As I have mentioned in other posts our neighbors across the pond—the Brits love a good ghost story. They love them so much their newspapers, mainstream and tabloid alike publish them regularly.
You can always find a good ghost story or sighting, with pictures included, in the Daily Mirror and The Star, which are both tabloids. The Guardian, a mainstream English newspaper also reports the latest paranormal sightings.
This might be the reason that 1 in 3 people in Great Britain believes in some form of paranormal activity. Just like in the U.S. more women than men hold this belief.
A widely debated ghost sighting received a lot of attention in the British papers recently.

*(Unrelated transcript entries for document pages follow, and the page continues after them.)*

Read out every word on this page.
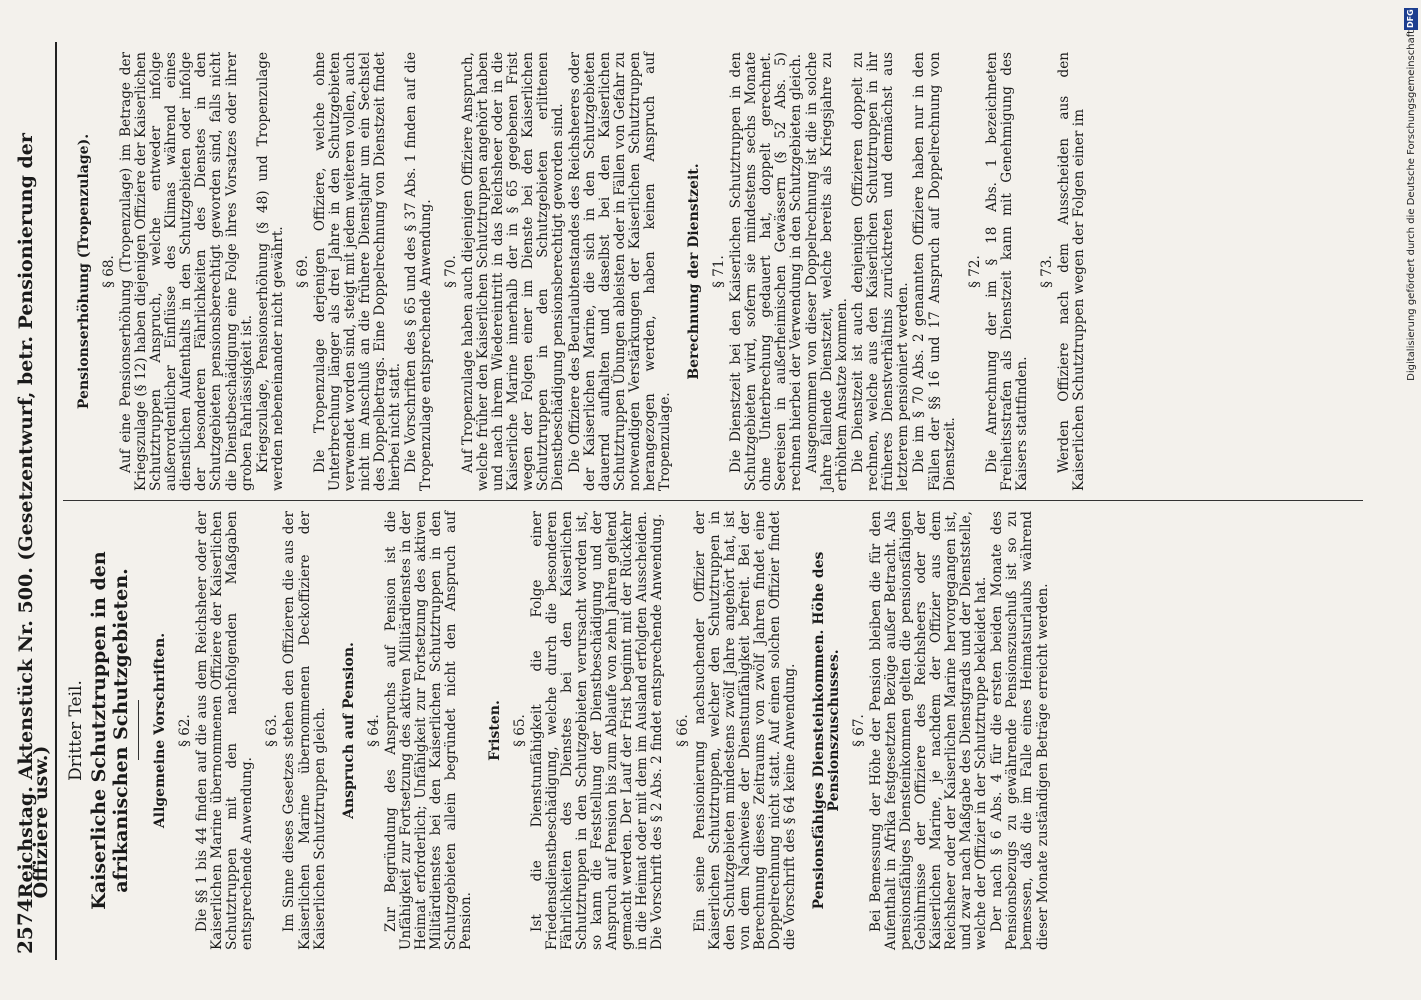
2574
Reichstag. Aktenstück Nr. 500. (Gesetzentwurf, betr. Pensionierung der Offiziere usw.)
Dritter Teil. Kaiserliche Schutztruppen in den afrikanischen Schutzgebieten. Allgemeine Vorschriften. § 62. Die §§ 1 bis 44 finden auf die aus dem Reichsheer oder der Kaiserlichen Marine übernommenen Offiziere der Kaiserlichen Schutztruppen mit den nachfolgenden Maßgaben entsprechende Anwendung.

§ 63. Im Sinne dieses Gesetzes stehen den Offizieren die aus der Kaiserlichen Marine übernommenen Deckoffiziere der Kaiserlichen Schutztruppen gleich. Anspruch auf Pension. § 64. Zur Begründung des Anspruchs auf Pension ist die Unfähigkeit zur Fortsetzung des aktiven Militärdienstes in der Heimat erforderlich; Unfähigkeit zur Fortsetzung des aktiven Militärdienstes bei den Kaiserlichen Schutztruppen in den Schutzgebieten allein begründet nicht den Anspruch auf Pension.

Fristen. § 65. Ist die Dienstunfähigkeit die Folge einer Friedensdienstbeschädigung, welche durch die besonderen Fährlichkeiten des Dienstes bei den Kaiserlichen Schutztruppen in den Schutzgebieten verursacht worden ist, so kann die Feststellung der Dienstbeschädigung und der Anspruch auf Pension bis zum Ablaufe von zehn Jahren geltend gemacht werden. Der Lauf der Frist beginnt mit der Rückkehr in die Heimat oder mit dem im Ausland erfolgten Ausscheiden. Die Vorschrift des § 2 Abs. 2 findet entsprechende Anwendung. § 66. Ein seine Pensionierung nachsuchender Offizier der Kaiserlichen Schutztruppen, welcher den Schutztruppen in den Schutzgebieten mindestens zwölf Jahre angehört hat, ist von dem Nachweise der Dienstunfähigkeit befreit. Bei der Berechnung dieses Zeitraums von zwölf Jahren findet eine Doppelrechnung nicht statt. Auf einen solchen Offizier findet die Vorschrift des § 64 keine Anwendung. Pensionsfähiges Diensteinkommen. Höhe des Pensionszuschusses. § 67. Bei Bemessung der Höhe der Pension bleiben die für den Aufenthalt in Afrika festgesetzten Bezüge außer Betracht. Als pensionsfähiges Diensteinkommen gelten die pensionsfähigen Gebührnisse der Offiziere des Reichsheers oder der Kaiserlichen Marine, je nachdem der Offizier aus dem Reichsheer oder der Kaiserlichen Marine hervorgegangen ist, und zwar nach Maßgabe des Dienstgrads und der Dienststelle, welche der Offizier in der Schutztruppe bekleidet hat. Der nach § 6 Abs. 4 für die ersten beiden Monate des Pensionsbezugs zu gewährende Pensionszuschuß ist so zu bemessen, daß die im Falle eines Heimatsurlaubs während dieser Monate zuständigen Beträge erreicht werden.

Pensionserhöhung (Tropenzulage). § 68. Auf eine Pensionserhöhung (Tropenzulage) im Betrage der Kriegszulage (§ 12) haben diejenigen Offiziere der Kaiserlichen Schutztruppen Anspruch, welche entweder infolge außerordentlicher Einflüsse des Klimas während eines dienstlichen Aufenthalts in den Schutzgebieten oder infolge der besonderen Fährlichkeiten des Dienstes in den Schutzgebieten pensionsberechtigt geworden sind, falls nicht die Dienstbeschädigung eine Folge ihres Vorsatzes oder ihrer groben Fahrlässigkeit ist. Kriegszulage, Pensionserhöhung (§ 48) und Tropenzulage werden nebeneinander nicht gewährt. § 69. Die Tropenzulage derjenigen Offiziere, welche ohne Unterbrechung länger als drei Jahre in den Schutzgebieten verwendet worden sind, steigt mit jedem weiteren vollen, auch nicht im Anschluß an die frühere Dienstjahr um ein Sechstel des Doppelbetrags. Eine Doppelrechnung von Dienstzeit findet hierbei nicht statt. Die Vorschriften des § 65 und des § 37 Abs. 1 finden auf die Tropenzulage entsprechende Anwendung. § 70. Auf Tropenzulage haben auch diejenigen Offiziere Anspruch, welche früher den Kaiserlichen Schutztruppen angehört haben und nach ihrem Wiedereintritt in das Reichsheer oder in die Kaiserliche Marine innerhalb der in § 65 gegebenen Frist wegen der Folgen einer im Dienste bei den Kaiserlichen Schutztruppen in den Schutzgebieten erlittenen Dienstbeschädigung pensionsberechtigt geworden sind. Die Offiziere des Beurlaubtenstandes des Reichsheeres oder der Kaiserlichen Marine, die sich in den Schutzgebieten dauernd aufhalten und daselbst bei den Kaiserlichen Schutztruppen Übungen ableisten oder in Fällen von Gefahr zu notwendigen Verstärkungen der Kaiserlichen Schutztruppen herangezogen werden, haben keinen Anspruch auf Tropenzulage.

Berechnung der Dienstzeit. § 71. Die Dienstzeit bei den Kaiserlichen Schutztruppen in den Schutzgebieten wird, sofern sie mindestens sechs Monate ohne Unterbrechung gedauert hat, doppelt gerechnet. Seereisen in außerheimischen Gewässern (§ 52 Abs. 5) rechnen hierbei der Verwendung in den Schutzgebieten gleich. Ausgenommen von dieser Doppelrechnung ist die in solche Jahre fallende Dienstzeit, welche bereits als Kriegsjahre zu erhöhtem Ansatze kommen. Die Dienstzeit ist auch denjenigen Offizieren doppelt zu rechnen, welche aus den Kaiserlichen Schutztruppen in ihr früheres Dienstverhältnis zurücktreten und demnächst aus letzterem pensioniert werden. Die im § 70 Abs. 2 genannten Offiziere haben nur in den Fällen der §§ 16 und 17 Anspruch auf Doppelrechnung von Dienstzeit.

§ 72. Die Anrechnung der im § 18 Abs. 1 bezeichneten Freiheitsstrafen als Dienstzeit kann mit Genehmigung des Kaisers stattfinden.

§ 73. Werden Offiziere nach dem Ausscheiden aus den Kaiserlichen Schutztruppen wegen der Folgen einer im

DFG
Digitalisierung gefördert durch die Deutsche Forschungsgemeinschaft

The Ten witnesses were holding a hen party in August of 2017, in America, we call them bachelorette parties, at a remote estate in Argyll, Scotland.
During the festivities to celebrate the bride-to-be these women gathered near the Loch Eck near the Coylet Inn to take photos in front of the lake and surrounding hills.
When the group gathered around to view the photos on the camera, they saw a young boy crouching behind a log in the second picture.
They were surprised for no children were staying with them at this remote inn, and they wondered how this boy could appear in the second photo taken just seconds after the first.
|The first photo was taken. Click to enlarge.|
They were told the story of “The Blue Boy.”
Several centuries before their visit a mother and her 4-year old son had visited the inn. While they slept the boy prone to sleepwalk left his bed. The next morning they found his body turned blue from the cold waters in the lock. He had drowned.
The Blue Boy ghost has been seen at the inn and the surrounding area since this tragedy.
He is often heard crying. It is believed he is looking for his mother. Wet footprints are spotted in the inn’s hallways leading nowhere.
Items in Room 4 where he and his mother stayed are found moved about and for years witnesses have sensed his presence in this room.
In 1994, a film starring Emma Thompson was made at the Coylet about this haunting. The director, Paul Murton while editing the film saw a strange blue mist in several of the scenes. No one had seen this mist during the filming.
Since this story was published, some contend what was captured was just a clever photo-bomb but others knowing the history of the inn doesn’t blame the hen partygoers for leaving early.